VA BENE MISURARE LA PENA IN BASE AL REATO?

Trovo nella mia casella di posta elettronica, l’invito a firmare una petizione che recita:

Basta con gli sconti di pena a coloro che sono condannati per reati sessuali!

Come non essere d’accordo con una pena certa per coloro che si macchiano di reati infami come quelli contro le donne, spesso mogli, fidanzate, figlie?

Per forza. La vuoi pensare diversamente?

Ci vuole la giusta punizione per queste persone e bisogna tenerle lontane dalla società civile.

Con l’occasione mi torna in mente la visita che tempo fa ho fatto in un carcere dove sono andato per una piccola chiacchierata sulla tecnica teatrale, agli studenti iscritti al corso di scenotecnica.

Non ero l’unico lì a dover affrontare la difficoltà di una “lezione” in un ambiente così particolare, con studenti dalle storie così forti.

A me è venuto in mente, in una pausa, di chiedere agli studenti se dal loro punto di vista fosse evidente la funzione riabilitativa del carcere.

Un signore anziano, lì dentro da non so quanto tempo e per quale reato, mi ha risposto:

Ma certo che no.
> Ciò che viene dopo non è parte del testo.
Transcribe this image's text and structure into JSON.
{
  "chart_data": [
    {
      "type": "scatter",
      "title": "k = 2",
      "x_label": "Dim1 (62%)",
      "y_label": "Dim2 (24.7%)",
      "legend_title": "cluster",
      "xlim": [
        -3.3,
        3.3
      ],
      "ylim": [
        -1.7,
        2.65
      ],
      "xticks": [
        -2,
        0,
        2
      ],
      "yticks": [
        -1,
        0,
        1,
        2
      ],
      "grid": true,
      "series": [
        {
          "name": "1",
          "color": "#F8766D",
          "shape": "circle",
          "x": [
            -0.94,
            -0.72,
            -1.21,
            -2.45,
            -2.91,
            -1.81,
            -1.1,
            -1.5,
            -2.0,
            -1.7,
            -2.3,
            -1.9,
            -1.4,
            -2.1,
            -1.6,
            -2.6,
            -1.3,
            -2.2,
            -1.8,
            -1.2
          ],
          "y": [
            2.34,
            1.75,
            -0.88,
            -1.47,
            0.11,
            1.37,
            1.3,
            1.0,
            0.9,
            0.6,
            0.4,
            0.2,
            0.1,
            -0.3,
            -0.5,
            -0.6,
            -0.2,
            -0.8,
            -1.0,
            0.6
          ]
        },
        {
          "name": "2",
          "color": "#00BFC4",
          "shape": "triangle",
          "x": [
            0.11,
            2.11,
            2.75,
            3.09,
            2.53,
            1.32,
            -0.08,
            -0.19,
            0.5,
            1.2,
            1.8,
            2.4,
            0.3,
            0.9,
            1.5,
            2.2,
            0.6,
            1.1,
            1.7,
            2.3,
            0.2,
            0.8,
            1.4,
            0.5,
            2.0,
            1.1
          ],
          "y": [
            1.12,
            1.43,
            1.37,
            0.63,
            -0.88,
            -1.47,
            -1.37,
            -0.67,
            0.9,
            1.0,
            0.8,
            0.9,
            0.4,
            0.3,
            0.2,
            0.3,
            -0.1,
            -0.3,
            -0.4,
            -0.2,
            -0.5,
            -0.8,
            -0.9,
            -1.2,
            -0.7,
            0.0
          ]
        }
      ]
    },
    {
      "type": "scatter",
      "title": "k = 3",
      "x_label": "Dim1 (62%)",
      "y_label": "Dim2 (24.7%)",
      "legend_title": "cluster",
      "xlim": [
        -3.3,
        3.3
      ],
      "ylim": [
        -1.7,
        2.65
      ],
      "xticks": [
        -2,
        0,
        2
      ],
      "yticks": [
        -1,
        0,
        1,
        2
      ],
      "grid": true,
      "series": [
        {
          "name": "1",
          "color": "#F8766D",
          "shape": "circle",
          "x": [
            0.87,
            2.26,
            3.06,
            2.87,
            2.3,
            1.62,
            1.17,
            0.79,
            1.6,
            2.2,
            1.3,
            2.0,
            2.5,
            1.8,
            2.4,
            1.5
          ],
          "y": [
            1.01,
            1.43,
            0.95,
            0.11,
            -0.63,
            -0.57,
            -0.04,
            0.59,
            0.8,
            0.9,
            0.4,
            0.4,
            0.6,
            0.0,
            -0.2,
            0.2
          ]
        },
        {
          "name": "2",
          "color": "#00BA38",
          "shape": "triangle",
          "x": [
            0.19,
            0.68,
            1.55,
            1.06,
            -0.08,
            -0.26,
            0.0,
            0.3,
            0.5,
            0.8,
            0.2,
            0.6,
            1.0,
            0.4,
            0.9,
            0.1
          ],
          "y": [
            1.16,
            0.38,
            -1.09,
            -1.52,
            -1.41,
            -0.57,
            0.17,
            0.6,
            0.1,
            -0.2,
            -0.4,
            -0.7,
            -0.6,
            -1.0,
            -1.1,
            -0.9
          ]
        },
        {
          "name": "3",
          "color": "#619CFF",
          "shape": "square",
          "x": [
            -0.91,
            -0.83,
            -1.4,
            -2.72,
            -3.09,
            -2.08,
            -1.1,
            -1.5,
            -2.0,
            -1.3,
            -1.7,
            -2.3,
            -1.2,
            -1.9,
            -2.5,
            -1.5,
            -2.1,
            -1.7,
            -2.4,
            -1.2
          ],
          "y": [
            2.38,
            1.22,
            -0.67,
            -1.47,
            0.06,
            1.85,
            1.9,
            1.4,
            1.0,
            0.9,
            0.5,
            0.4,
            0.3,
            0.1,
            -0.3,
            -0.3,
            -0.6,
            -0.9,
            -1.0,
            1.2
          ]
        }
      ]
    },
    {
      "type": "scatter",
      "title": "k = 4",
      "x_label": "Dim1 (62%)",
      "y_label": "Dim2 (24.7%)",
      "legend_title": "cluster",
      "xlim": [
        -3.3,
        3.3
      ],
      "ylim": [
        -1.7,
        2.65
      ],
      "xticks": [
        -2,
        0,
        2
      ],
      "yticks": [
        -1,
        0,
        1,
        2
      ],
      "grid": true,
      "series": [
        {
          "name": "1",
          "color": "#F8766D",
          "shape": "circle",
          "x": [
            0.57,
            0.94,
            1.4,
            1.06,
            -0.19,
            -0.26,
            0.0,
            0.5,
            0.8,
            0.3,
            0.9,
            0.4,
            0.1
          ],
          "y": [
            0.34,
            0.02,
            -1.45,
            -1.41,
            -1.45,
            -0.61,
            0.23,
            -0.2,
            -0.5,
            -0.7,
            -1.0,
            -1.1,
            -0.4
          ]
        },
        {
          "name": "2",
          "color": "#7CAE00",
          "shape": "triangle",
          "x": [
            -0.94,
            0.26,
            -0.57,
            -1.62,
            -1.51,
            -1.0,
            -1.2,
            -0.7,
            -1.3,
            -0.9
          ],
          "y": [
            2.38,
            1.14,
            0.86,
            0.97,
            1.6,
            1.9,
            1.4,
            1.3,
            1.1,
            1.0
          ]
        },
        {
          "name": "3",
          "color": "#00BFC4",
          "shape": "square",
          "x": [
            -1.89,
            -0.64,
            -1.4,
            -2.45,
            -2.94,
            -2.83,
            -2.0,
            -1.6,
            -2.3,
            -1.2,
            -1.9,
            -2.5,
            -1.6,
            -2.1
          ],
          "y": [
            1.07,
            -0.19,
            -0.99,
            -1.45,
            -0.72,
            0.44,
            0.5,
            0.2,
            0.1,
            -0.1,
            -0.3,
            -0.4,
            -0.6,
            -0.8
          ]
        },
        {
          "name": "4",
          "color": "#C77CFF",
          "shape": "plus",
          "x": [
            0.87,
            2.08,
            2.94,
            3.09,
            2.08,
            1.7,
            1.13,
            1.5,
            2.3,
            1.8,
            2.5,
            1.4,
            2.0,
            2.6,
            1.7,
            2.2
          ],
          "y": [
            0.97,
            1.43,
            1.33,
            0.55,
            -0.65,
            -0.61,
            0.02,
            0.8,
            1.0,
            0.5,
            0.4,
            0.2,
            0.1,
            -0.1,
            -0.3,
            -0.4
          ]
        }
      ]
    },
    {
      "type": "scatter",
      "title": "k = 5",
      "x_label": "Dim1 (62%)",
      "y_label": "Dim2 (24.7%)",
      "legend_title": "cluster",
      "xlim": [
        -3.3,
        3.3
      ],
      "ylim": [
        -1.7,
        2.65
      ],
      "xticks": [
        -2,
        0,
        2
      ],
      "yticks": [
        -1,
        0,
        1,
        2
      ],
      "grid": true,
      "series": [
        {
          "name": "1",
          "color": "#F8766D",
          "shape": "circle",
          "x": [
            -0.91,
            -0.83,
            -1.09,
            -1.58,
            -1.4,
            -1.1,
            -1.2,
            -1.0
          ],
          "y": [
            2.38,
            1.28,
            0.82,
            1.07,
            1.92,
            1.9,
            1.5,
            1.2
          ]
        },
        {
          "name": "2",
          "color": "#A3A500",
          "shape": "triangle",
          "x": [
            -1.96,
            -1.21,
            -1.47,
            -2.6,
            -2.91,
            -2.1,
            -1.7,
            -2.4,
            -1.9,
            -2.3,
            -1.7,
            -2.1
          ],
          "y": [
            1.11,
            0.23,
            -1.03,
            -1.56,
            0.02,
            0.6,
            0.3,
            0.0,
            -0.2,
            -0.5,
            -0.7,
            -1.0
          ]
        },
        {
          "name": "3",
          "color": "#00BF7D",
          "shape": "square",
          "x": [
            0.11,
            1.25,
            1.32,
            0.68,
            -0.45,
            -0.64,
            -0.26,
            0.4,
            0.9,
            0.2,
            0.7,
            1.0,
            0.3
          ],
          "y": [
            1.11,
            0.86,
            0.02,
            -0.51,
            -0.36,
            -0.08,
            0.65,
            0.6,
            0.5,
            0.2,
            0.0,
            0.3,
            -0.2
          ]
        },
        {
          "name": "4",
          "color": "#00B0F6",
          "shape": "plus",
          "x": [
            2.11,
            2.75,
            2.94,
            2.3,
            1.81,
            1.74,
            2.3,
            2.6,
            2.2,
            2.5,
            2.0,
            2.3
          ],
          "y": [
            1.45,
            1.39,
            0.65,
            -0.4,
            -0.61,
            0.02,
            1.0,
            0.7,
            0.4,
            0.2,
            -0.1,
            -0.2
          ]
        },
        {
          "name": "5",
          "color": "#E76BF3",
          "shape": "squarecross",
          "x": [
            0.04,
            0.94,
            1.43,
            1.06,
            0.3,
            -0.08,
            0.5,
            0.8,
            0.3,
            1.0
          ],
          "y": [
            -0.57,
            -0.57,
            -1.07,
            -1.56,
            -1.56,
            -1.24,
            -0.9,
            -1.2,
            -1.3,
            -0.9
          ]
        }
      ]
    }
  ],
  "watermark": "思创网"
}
Noi siamo qui per punizione. Siamo, o siamo stati, cattivi e la società dei buoni ci punisce chiudendoci qua dentro“.

Beh, allora non va bene.

Ho fatto la stessa domanda anche a un molto disponibile agente di servizio.

Le parole della sua risposta erano diverse, ma il concetto somigliava molto a quello del carcerato.

Quindi magari altri ci pensano alla riabilitazione, ma quelle due persone che ho sentito io in quella occasione, non ci credono.

E allora mi viene da pensare pure che se lo scopo è quello di recuperare alla società delle persone che hanno seguito un percorso negativo, intanto non ha senso la pena dell’ergastolo.

Proprio nessun senso.

Cosa recuperi a fare persone che non potranno mai tornare nel mondo dei “buoni”?

E poi, ancora, se lo scopo è quello, come mai non si pensa a pene che variano in base alla capacità di recupero sicuramente diversa per ognuno?

Ora siamo nella condizione di stessa pena per lo stesso reato.

Dice, ma chi lo stabilisce quanto ci mette quello lì a recuperare?

E allora su che base è stata pensata la durata della pena? Non sul recupero? E poi la struttura carcere è preparata a questa funzione?

Lavora per formattare persone da rendere “migliori”. Ha gli strumenti per farlo?

Insomma, va bene lasciare alla discrezionalità e alla coscienza del giudice, di quanto arrotondare la permanenza in carcere senza una norma che tenga chiaramente conto della possibilità dell’individuo di recuperare il suo ruolo nella società?

(Magari c’è già e io non la conosco eh).

E poi, visto che ci siamo: ma che mi significa l’ergastolo “ostativo”?

Sarebbe quella pena che non consente sconti, quindi si esce solo da morti.

Ma ha un senso?

Se ce l’ha io fatico a trovarlo. Fatico parecchio.